В русской культуре проблема воздаяния не просто сужена до проблемы наказания, но вообще рассматривается как проблема искупления. В «Карамазовых» старец Зосима рассказывает о человеке, некогда совершившем преступление и забывшем об этом. Но спустя четырнадцать лет внезапные муки совести делают его бытие невыносимым и побуждают открыться и объявить себя злодеем. После признания он заболевает непонятным недугом и через неделю, просветленный, умирает. Совершенный на его глазах и не без его влияния нравственный подвиг вызывает у Зосимы радость, «ибо узрел несомненную милость Божию к восставшему на себя и казнившему себя». В одной этой фразе — тысячелетие русской духовной истории, глубина и высота православия.
Идея искупления обладает исключительной ценностью для тех, чей образ жизни определяется формулой, вынесенной Фомой Кемпийским в заголовок его главного труда — «Подражание Христу» (1427 год). Но русские придали этой идее оттенок, безмерно поразивший европейцев уже при первом знакомстве с Достоевским и Толстым.

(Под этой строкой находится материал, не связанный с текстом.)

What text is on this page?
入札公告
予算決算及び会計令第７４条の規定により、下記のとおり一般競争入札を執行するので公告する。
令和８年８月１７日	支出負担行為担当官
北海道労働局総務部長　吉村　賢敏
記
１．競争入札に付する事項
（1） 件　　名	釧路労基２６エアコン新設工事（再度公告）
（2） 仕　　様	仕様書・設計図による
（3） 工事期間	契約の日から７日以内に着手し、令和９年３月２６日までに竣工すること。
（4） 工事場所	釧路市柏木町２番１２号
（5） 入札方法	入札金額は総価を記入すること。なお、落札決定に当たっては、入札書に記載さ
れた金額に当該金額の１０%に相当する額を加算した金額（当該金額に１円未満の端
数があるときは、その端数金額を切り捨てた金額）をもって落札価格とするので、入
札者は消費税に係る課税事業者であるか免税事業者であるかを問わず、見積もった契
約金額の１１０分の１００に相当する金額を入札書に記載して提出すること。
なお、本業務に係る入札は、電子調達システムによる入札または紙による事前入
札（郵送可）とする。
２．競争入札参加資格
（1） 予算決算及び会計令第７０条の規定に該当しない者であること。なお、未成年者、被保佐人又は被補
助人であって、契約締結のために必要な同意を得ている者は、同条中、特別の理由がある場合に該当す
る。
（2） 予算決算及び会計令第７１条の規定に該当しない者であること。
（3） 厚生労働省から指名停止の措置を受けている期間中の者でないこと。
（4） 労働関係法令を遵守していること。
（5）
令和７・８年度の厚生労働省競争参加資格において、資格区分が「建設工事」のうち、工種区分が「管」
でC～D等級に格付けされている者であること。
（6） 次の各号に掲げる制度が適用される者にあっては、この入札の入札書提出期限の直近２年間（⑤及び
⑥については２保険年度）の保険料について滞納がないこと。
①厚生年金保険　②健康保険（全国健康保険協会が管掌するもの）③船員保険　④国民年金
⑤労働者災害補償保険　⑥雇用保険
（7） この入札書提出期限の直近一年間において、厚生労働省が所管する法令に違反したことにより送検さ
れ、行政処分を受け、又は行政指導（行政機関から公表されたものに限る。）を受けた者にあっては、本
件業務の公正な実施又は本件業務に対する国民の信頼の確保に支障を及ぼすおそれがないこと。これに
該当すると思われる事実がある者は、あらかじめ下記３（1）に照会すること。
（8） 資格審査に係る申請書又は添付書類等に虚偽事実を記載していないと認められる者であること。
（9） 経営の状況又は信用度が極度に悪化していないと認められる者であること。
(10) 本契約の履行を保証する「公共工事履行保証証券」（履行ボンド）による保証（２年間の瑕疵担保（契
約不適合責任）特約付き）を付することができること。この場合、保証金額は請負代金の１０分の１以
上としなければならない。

Несколько упрощая, можно утверждать, что европеец готов принять воздаяние, назначенное Судом Праведным в лице общества, подчиняющегося Закону (Человеческому — потому что Божьему). Внеобщественный русский человек, столетиями живший лицом к лицу с властью, божественное своеволие которой и было законом, разумеется, не мог верить и не верил в Суд Праведный, в суд земной (то есть европейский), — для русского человека таким судом мог быть и был только Суд Божий, определявший пределы лишь внутренней свободы (поскольку свобода внешняя — политическая и экономическая — была недостижима для людей, которых не так уж и давно перестали продавать, как вещи). Казнить можно было только себя. Отчасти именно этим, между прочим, объясняется отсутствие или слабость образа мстителя-индивидуалиста (равно как и сыщика вроде Холмса) в русской литературе и их обилие и выразительность в европейской, особенно в англосаксонской. У них — Habeas corpus, у нас — «Тварь я дрожащая или право имею?»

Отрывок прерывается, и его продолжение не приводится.